Dollar Doldrums
Today's Idea
Given the strength in commodity prices, some traders could continue to shun the US Dollar in favor of higher yielding currencies. The prospect of further increases in liquidity provided by the Fed seems to have scared away any traders that want to be bullish on the US currency. Technically, the Dollar Index chart is in danger of breaking through critical technical levels. There may be some short-covering taking place in upcoming sessions, so some traders may wish to consider entering into a bear put spread below the market price. Some traders may wish to buy the May 74/76 bear put spread at a premium if 0.50. The trade risks the initial cost of $500 for a potential max profit of $1,500.
Fundamentals
The US Dollar Index is trading at its lowest levels since the toxic mortgage debt fallout in the fall of 2008. The US currency has suffered in large part because of the rally in commodity prices stoking inflation fears.
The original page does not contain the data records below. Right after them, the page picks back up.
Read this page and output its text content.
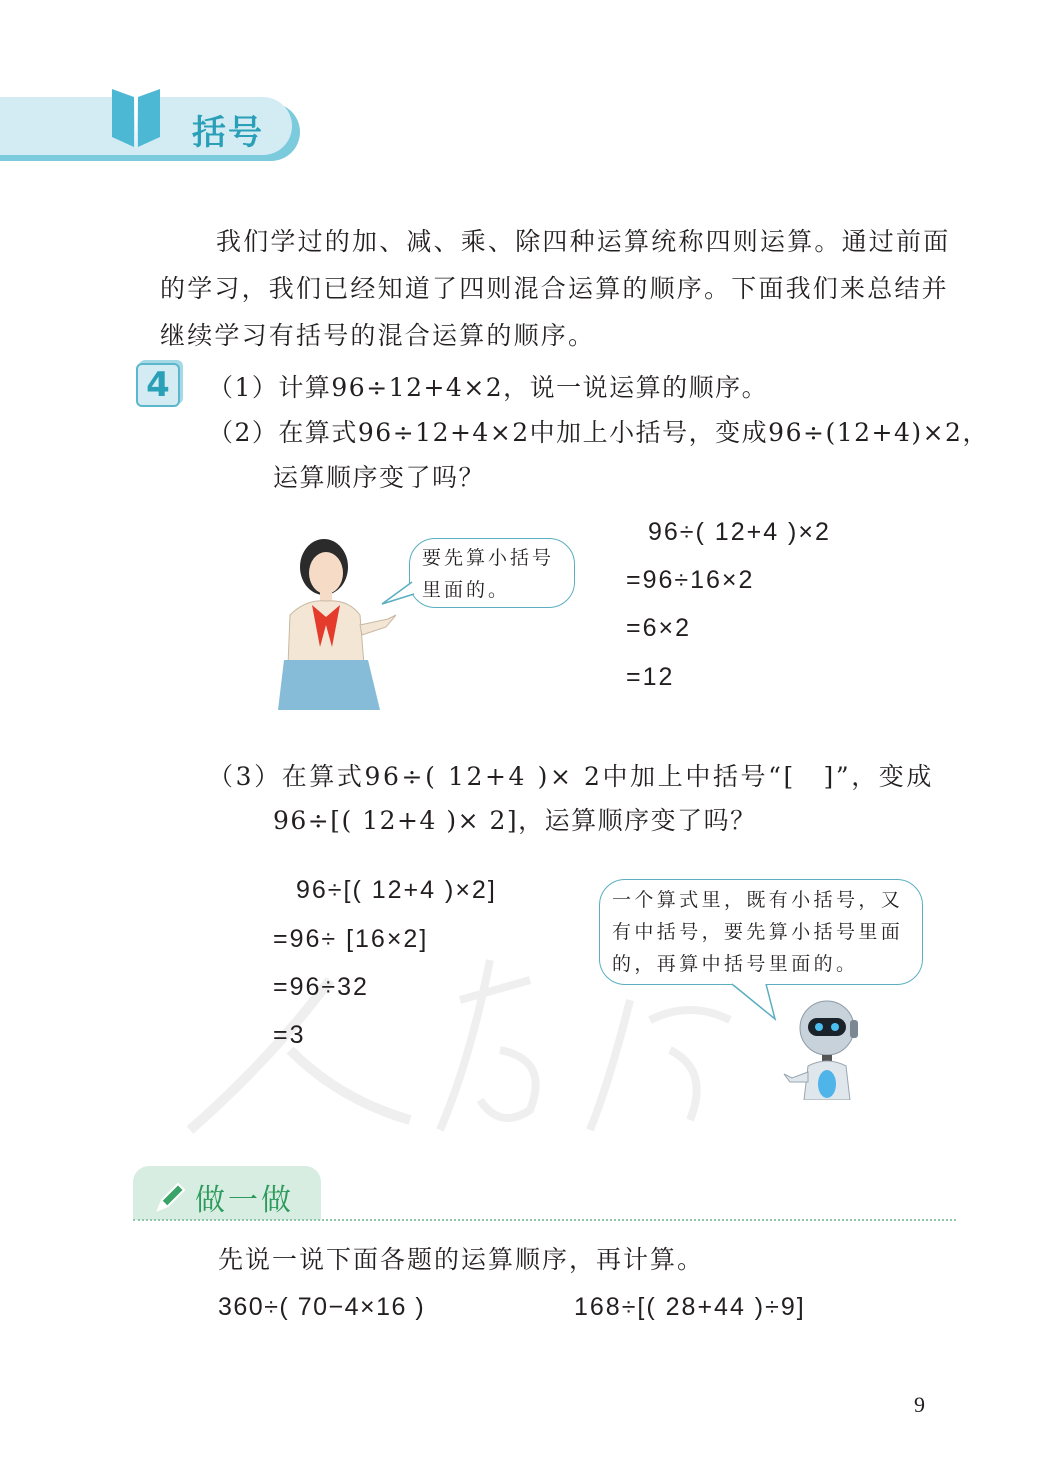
括号

我们学过的加、减、乘、除四种运算统称四则运算。通过前面的学习，我们已经知道了四则混合运算的顺序。下面我们来总结并继续学习有括号的混合运算的顺序。

4	（1）计算96÷12+4×2，说一说运算的顺序。
（2）在算式96÷12+4×2中加上小括号，变成96÷(12+4)×2，
运算顺序变了吗？
要先算小括号
里面的。
96÷( 12+4 )×2
=96÷16×2
=6×2
=12
（3）在算式96÷( 12+4 )× 2中加上中括号“[　]”，变成
96÷[( 12+4 )× 2]，运算顺序变了吗？
96÷[( 12+4 )×2]
=96÷ [16×2]
=96÷32
=3
一个算式里，既有小括号，又
有中括号，要先算小括号里面
的，再算中括号里面的。
做一做
先说一说下面各题的运算顺序，再计算。
360÷( 70−4×16 )	168÷[( 28+44 )÷9]
9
Some traders have abandoned ship in favor of higher yielding currencies, most notably the Canadian, New Zealand and Australian Dollars. The loonie has benefited from rising Crude Oil and metal prices. Also, the Euro has rallied versus the greenback due to expectations that the ECB will raise interest rates. The interest rate play has outweighed European sovereign debt concerns for the time being, as the pan-European bank tends to be much more hawkish than the Fed. There has been talk of QE3 here in the US, which is also putting downward pressure on the greenback. Recent home sales numbers have not been up to par with other economic data being released, which has caused increased speculation among investors that the Fed will pump more money into the economy in order to spur home-buying. This seems to be the Fed's answer to all economic problems – simply flood the US with cheap greenbacks.
Technical Notes
Turning to the chart, we see the June Dollar Index trading through the 76.00 support level in recent sessions. The contract has managed to battle back above this level, avoiding a technical breakout to the downside thus far. A violation of 76.00 could bring about a test of 2008 lows in the low 74's. To gain upward momentum, prices would likely have to cross through the 77.50 level.